I would suggest you to take well designed receipts from Patrick Turner, copy if his defunct we site available here:
https://www.vacuum-tube.eu/www.turneraudio.com.au/index.html
 
A completely random thought that just struck me - since the design of an O.T. covering 20Hz to 20kHz in one unit involves a bunch of compromizes due to the importance of stray capacitance at high frequencies and the need for lots of inductance at low frequencies, could you not use two transformers to cover the audio band, secondaries in series to combine and perhaps an elementary passive cross-over on the primaries?

This idea is done with speaker drivers for basically the same reason...
 
A completely random thought that just struck me - since the design of an O.T. covering 20Hz to 20kHz in one unit involves a bunch of compromizes due to the importance of stray capacitance at high frequencies and the need for lots of inductance at low frequencies, could you not use two transformers to cover the audio band, secondaries in series to combine and perhaps an elementary passive cross-over on the primaries?

This idea is done with speaker drivers for basically the same reason...
I (and many others apparently) had the same idea:
https://www.diyaudio.com/community/...and-into-two-transformers.286621/post-4611092
 
Z winding isn't worth it for most OPTs, where primary to secondary capacitance usually dominates. Z winding only reduces primary to primary capacitance from a factor of 1.33 to a factor of 1. Primary to primary capacitance is very small in most OPTs, usually ranging from 100 to 300pF. This is because.

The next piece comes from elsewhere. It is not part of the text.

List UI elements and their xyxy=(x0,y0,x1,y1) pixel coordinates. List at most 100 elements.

-OPTs have a high number of primary layers, so voltage gradient between them is quite small. Capacitance decreases exponentially with voltage gradient difference.
-OPTs are usually interleaved, and splitting primary layers reduces further the capacitance, as they get connected in series, hence imagine capacitance packages in series.

I'd say it is worth in other applications, such as little count transformer layers like for SMPS or chokes.